From the Diabetes and Cardiovascular Research Center (G.J., J.R.S.) and Department of Medical Pharmacology and Physiology (M.A.H., J.R.S.), University of Missouri School of Medicine, Columbia; Dalton Cardiovascular Research Center, University of Missouri, Columbia (M.A.H., J.R.S.); and Research Service, Truman Memorial Veterans Hospital, Columbia, MO (G.J., J.R.S.).
Circ Res. 2018 Feb 16;122(4):624-638. doi: 10.1161/CIRCRESAHA.117.311586.
Heart failure and related morbidity and mortality are increasing at an alarming rate, in large part, because of increases in aging, obesity, and diabetes mellitus. The clinical outcomes associated with heart failure are considerably worse for patients with diabetes mellitus than for those without diabetes mellitus. In people with diabetes mellitus, the presence of myocardial dysfunction in the absence of overt clinical coronary artery disease, valvular disease, and other conventional cardiovascular risk factors, such as hypertension and dyslipidemia, has led to the descriptive terminology, diabetic cardiomyopathy. The prevalence of diabetic cardiomyopathy is increasing in parallel with the increase in diabetes mellitus. Diabetic cardiomyopathy is initially characterized by myocardial fibrosis, dysfunctional remodeling, and associated diastolic dysfunction, later by systolic dysfunction, and eventually by clinical heart failure. Impaired cardiac insulin metabolic signaling, mitochondrial dysfunction, increases in oxidative stress, reduced nitric oxide bioavailability, elevations in advanced glycation end products and collagen-based cardiomyocyte and extracellular matrix stiffness, impaired mitochondrial and cardiomyocyte calcium handling, inflammation, renin-angiotensin-aldosterone system activation, cardiac autonomic neuropathy, endoplasmic reticulum stress, microvascular dysfunction, and a myriad of cardiac metabolic abnormalities have all been implicated in the development and progression of diabetic cardiomyopathy. Molecular mechanisms linked to the underlying pathophysiological changes include abnormalities in AMP-activated protein kinase, peroxisome proliferator-activated receptors, O-linked N-acetylglucosamine, protein kinase C, microRNA, and exosome pathways. The aim of this review is to provide a contemporary view of these instigators of diabetic cardiomyopathy, as well as mechanistically based strategies for the prevention and treatment of diabetic cardiomyopathy.
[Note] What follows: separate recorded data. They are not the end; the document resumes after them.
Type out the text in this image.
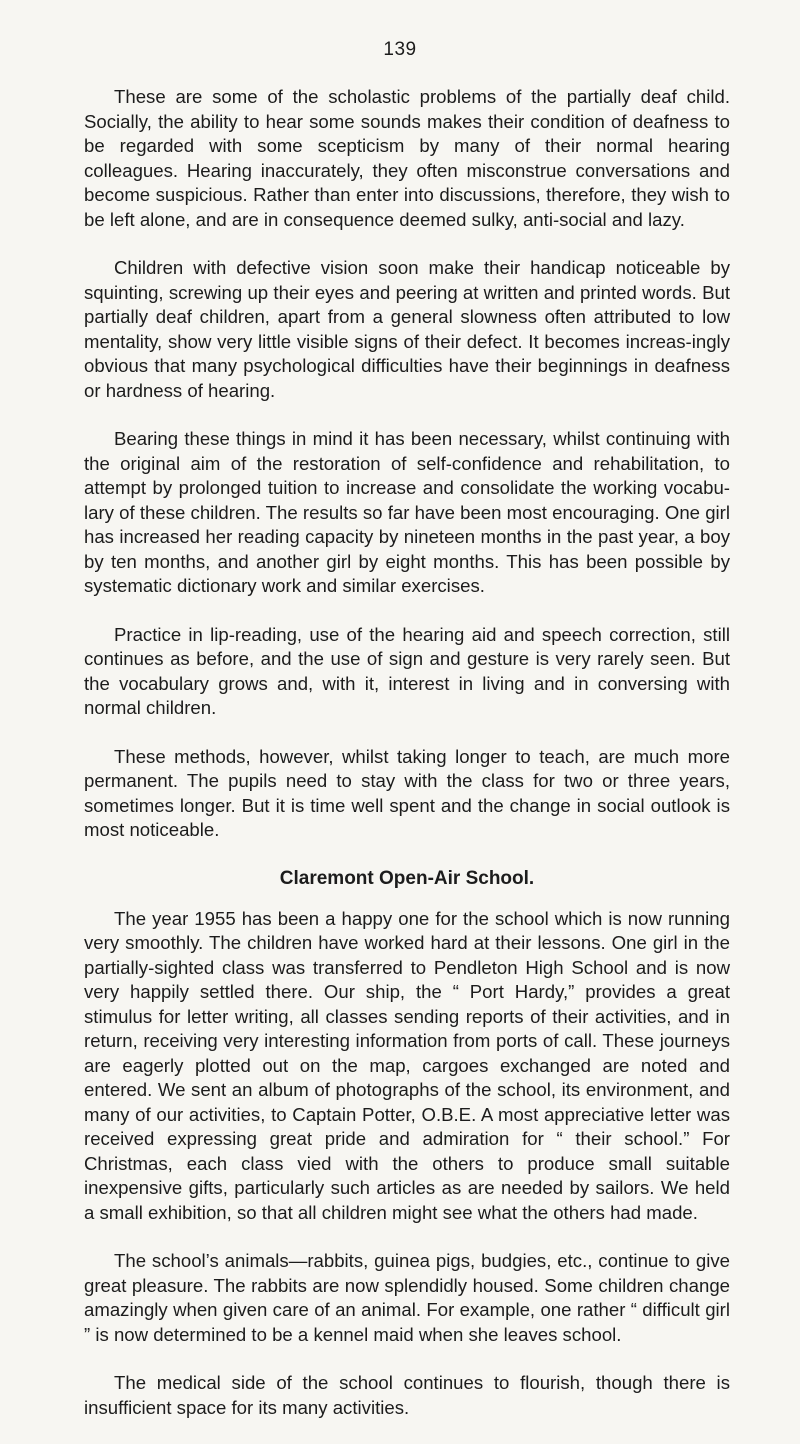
139

These are some of the scholastic problems of the partially deaf child. Socially, the ability to hear some sounds makes their condition of deafness to be regarded with some scepticism by many of their normal hearing colleagues. Hearing inaccurately, they often misconstrue conversations and become suspicious. Rather than enter into discussions, therefore, they wish to be left alone, and are in consequence deemed sulky, anti-social and lazy.

Children with defective vision soon make their handicap noticeable by squinting, screwing up their eyes and peering at written and printed words. But partially deaf children, apart from a general slowness often attributed to low mentality, show very little visible signs of their defect. It becomes increas-ingly obvious that many psychological difficulties have their beginnings in deafness or hardness of hearing.

Bearing these things in mind it has been necessary, whilst continuing with the original aim of the restoration of self-confidence and rehabilitation, to attempt by prolonged tuition to increase and consolidate the working vocabu-lary of these children. The results so far have been most encouraging. One girl has increased her reading capacity by nineteen months in the past year, a boy by ten months, and another girl by eight months. This has been possible by systematic dictionary work and similar exercises.

Practice in lip-reading, use of the hearing aid and speech correction, still continues as before, and the use of sign and gesture is very rarely seen. But the vocabulary grows and, with it, interest in living and in conversing with normal children.

These methods, however, whilst taking longer to teach, are much more permanent. The pupils need to stay with the class for two or three years, sometimes longer. But it is time well spent and the change in social outlook is most noticeable.

Claremont Open-Air School.

The year 1955 has been a happy one for the school which is now running very smoothly. The children have worked hard at their lessons. One girl in the partially-sighted class was transferred to Pendleton High School and is now very happily settled there. Our ship, the “ Port Hardy,” provides a great stimulus for letter writing, all classes sending reports of their activities, and in return, receiving very interesting information from ports of call. These journeys are eagerly plotted out on the map, cargoes exchanged are noted and entered. We sent an album of photographs of the school, its environment, and many of our activities, to Captain Potter, O.B.E. A most appreciative letter was received expressing great pride and admiration for “ their school.” For Christmas, each class vied with the others to produce small suitable inexpensive gifts, particularly such articles as are needed by sailors. We held a small exhibition, so that all children might see what the others had made.

The school’s animals—rabbits, guinea pigs, budgies, etc., continue to give great pleasure. The rabbits are now splendidly housed. Some children change amazingly when given care of an animal. For example, one rather “ difficult girl ” is now determined to be a kennel maid when she leaves school.

The medical side of the school continues to flourish, though there is insufficient space for its many activities.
心力衰竭及其相关发病率和死亡率正以惊人的速度增长,在很大程度上是由于人口老龄化、肥胖和糖尿病的增加。与没有糖尿病的患者相比,患有糖尿病的心力衰竭患者的临床结局要差得多。在患有糖尿病的人群中,即使没有明显的临床冠状动脉疾病、瓣膜疾病和其他传统心血管危险因素(如高血压和血脂异常),心肌功能障碍的存在也导致了一个描述性术语,即糖尿病性心肌病。随着糖尿病发病率的增加,糖尿病性心肌病的患病率也在增加。糖尿病性心肌病最初的特征是心肌纤维化、功能失调的重塑和相关的舒张功能障碍,随后是收缩功能障碍,最终发展为临床心力衰竭。心脏胰岛素代谢信号转导受损、线粒体功能障碍、氧化应激增加、一氧化氮生物利用度降低、晚期糖基化终产物和基于胶原蛋白的心肌细胞和细胞外基质硬度增加、线粒体和心肌细胞钙处理受损、炎症、肾素-血管紧张素-醛固酮系统激活、心脏自主神经病变、内质网应激、微血管功能障碍以及无数心脏代谢异常都与糖尿病性心肌病的发生和发展有关。与潜在病理生理变化相关的分子机制包括 AMP 激活的蛋白激酶、过氧化物酶体增殖物激活受体、O-连接的 N-乙酰葡萄糖胺、蛋白激酶 C、microRNA 和外泌体途径的异常。本文综述的目的是提供对这些糖尿病性心肌病诱发因素的现代观点,以及基于机制的预防和治疗糖尿病性心肌病的策略。